An essential retrospective has just started at BAMcinématek in New York of the films of the great Italian chronicler of crime and punishment (or lack of), Francesco Rosi. One of the least talked about of the great Italian directors, Rosi, now aged 88, has been making films since the late 1950s and is mostly known for his canonical Salvatore Giuliano (1962). Both that film and its superb follow-up Hands Over the City (1963) are available from Criterion, but there is precious little else available here. (One exception is Illustrious Corpses, my favorite Rosi film, illustrated above with its French poster, which I only just discovered is streamable on Netflix under the name The Context and, sadly, dubbed. I highly recommend ignoring that and seeing the film on screen on August 20th, along with the rest of this unmissable series.)
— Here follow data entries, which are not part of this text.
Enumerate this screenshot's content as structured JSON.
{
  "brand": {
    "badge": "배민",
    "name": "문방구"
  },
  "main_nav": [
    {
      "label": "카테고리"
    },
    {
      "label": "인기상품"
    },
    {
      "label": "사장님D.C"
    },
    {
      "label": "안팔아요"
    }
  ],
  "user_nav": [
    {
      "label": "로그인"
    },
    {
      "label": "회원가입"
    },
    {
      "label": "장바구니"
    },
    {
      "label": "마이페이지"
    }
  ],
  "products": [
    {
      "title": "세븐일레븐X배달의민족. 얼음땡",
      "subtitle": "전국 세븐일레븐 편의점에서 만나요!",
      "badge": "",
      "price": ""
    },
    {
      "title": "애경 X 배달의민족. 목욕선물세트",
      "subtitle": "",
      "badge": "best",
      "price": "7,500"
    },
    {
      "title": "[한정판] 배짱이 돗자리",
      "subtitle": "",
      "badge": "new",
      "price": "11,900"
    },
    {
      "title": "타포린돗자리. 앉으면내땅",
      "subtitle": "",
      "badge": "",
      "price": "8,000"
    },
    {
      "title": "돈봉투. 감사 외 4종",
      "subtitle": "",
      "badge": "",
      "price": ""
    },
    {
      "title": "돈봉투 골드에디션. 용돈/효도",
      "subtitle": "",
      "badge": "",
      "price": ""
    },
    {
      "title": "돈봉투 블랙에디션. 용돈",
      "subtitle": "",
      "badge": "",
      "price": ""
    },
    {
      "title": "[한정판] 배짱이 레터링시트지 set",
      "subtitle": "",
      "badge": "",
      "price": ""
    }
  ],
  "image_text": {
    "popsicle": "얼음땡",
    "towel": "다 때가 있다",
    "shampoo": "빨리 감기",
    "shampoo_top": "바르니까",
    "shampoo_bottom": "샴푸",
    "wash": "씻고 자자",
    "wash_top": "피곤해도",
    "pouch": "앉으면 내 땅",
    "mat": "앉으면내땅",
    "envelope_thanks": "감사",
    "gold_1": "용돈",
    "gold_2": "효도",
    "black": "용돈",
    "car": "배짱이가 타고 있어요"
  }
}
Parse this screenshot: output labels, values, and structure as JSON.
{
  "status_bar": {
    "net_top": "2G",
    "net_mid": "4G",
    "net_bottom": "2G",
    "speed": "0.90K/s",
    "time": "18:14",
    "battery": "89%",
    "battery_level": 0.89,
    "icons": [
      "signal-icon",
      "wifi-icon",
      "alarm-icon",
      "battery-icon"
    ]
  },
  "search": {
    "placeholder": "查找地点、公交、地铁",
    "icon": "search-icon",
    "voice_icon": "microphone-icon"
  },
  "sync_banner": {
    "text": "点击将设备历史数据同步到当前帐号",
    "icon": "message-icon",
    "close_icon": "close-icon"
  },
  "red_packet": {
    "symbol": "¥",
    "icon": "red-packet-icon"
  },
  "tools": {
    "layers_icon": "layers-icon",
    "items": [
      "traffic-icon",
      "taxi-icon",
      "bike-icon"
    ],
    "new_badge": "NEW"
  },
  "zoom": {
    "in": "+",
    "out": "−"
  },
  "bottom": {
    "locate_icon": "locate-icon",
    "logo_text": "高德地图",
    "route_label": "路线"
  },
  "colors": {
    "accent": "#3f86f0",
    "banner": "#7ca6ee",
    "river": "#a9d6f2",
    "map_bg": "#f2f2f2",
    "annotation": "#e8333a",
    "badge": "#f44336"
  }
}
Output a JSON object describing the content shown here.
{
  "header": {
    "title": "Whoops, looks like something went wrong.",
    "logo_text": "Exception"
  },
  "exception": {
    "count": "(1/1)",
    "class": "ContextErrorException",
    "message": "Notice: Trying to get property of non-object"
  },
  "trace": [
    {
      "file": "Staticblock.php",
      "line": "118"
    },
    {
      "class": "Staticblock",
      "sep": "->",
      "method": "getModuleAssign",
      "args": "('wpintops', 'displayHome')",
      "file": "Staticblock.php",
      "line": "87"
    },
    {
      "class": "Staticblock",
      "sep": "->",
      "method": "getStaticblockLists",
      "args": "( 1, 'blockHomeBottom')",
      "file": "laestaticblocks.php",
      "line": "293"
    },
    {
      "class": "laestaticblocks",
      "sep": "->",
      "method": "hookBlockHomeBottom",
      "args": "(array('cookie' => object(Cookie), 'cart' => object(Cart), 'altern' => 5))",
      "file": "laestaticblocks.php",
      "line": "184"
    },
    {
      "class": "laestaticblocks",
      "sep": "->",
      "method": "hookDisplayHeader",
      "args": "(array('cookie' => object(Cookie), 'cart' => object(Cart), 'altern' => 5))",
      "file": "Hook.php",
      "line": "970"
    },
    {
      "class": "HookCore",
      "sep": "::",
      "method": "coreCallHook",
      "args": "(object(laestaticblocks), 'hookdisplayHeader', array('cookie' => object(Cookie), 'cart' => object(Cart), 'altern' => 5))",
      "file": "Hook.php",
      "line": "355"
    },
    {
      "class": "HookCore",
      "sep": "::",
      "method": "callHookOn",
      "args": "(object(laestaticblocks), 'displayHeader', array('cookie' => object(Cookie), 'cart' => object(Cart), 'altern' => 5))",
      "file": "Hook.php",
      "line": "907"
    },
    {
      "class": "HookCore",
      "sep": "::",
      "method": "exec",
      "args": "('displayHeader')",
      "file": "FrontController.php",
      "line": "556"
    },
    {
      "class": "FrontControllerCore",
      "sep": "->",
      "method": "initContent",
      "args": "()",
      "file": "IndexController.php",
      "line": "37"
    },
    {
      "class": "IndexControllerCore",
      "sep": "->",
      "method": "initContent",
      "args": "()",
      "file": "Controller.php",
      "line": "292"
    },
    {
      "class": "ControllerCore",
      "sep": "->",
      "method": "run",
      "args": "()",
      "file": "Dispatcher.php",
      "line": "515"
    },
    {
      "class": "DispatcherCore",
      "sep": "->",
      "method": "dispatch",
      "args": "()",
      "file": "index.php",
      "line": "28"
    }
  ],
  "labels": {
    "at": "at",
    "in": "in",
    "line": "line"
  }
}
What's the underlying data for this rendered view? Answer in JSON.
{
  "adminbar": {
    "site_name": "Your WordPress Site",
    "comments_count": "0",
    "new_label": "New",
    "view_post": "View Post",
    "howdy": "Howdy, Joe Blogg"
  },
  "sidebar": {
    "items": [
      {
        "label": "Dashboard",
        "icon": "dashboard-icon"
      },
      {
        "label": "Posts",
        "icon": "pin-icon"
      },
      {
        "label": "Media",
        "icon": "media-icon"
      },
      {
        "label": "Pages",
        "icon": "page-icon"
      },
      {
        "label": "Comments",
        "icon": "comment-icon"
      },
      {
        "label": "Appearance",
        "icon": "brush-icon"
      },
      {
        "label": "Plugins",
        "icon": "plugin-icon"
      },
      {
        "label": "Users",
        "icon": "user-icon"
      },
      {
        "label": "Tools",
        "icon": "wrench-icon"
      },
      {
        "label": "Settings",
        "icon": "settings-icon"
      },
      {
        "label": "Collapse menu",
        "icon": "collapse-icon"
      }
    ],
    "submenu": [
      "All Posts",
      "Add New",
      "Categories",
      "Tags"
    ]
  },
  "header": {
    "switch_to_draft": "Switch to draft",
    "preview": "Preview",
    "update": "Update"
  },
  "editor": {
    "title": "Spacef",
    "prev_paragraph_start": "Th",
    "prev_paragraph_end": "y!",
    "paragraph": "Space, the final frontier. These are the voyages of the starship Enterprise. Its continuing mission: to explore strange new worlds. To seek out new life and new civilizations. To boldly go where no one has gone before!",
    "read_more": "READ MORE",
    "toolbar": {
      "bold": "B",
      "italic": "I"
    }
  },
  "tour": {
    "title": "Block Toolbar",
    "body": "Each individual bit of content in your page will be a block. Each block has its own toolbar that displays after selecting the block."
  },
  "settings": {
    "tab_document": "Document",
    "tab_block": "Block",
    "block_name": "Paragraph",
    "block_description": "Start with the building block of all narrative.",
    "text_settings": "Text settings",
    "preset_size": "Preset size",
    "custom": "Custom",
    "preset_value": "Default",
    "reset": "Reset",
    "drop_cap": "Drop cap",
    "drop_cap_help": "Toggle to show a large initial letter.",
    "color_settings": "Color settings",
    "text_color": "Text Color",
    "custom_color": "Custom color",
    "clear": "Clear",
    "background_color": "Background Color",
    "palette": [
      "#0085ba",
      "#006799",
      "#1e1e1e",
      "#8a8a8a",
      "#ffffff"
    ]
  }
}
The best Rosi posters come from all over the globe, and though most of Rosi’s films were set in Southern Italy he also made films in Spain, Germany, Colombia and the US. From 1958 to 1976 Rosi made a succession of gripping, fractured thrillers centered on political corruption and organized crime. (His closest counterpart in American film is surely Sidney Lumet.) It’s interesting how many of his mid-period posters are exceptionally wordy, as if his ripped-from-the-headline scenarios needed a lot of explaining (but also because the logorrheic style was much in vogue in the ’70s). The American poster for Three Brothers (1981) hanging in the BAM lobby is one of the worst examples. And the less said the better about the generic Big Head poster for Rosi’s last film The Truce (1997) or Jim Belushi in front of the Twin Towers in To Forget Palermo (1990). Instead here are some of the best. First of all, three international posters for Salvatore Giuliano (1962):
An Argentinian poster.
The French poster.
A Polish poster by the great Wiktor Gorka.
The Italian poster for Hands Over the City (1963).
A Czech poster for The Mattei Affair (1972).
And another Czech poster, also featuring Gian Maria Volonte, for Christ Stopped at Eboli (1979).
Three Brothers (1981) French grande poster. Note the return of the splash of blood from Cadavres Exquis up top.
Italian posters upping the sexual allure for Rosi's first two films The Challenge (1958) and The Swindlers (1959).
Text-heavy American posters for The Moment of Truth (1965) and The Mattei Affair (1972)
Two equally wordy American posters for Lucky Luciano (1973)...
...and the UK quad.
Italian locandina window posters for The Swindlers (1959), The Mattei Affair (1972) and Illustrious Corpses (1976).
And the rare lighter side of Rosi: a poster for The Swindlers that makes it look like a completely different film from the two designs above, and a Japanese poster for Rosi's Sophia Loren-Omar Sharif romance More Than a Miracle (1967).
And though I couldn't find a good unwatermarked version of it I'd be remiss if I didn't mention the poster that BAM tweeted yesterday: "Is this a turnip or a radish? Whatever it is, this Polish poster for tonight's Rosi film is really cool." Having just seen the film (The Challenge) last night I’d guess that it's supposed to be a zucchini.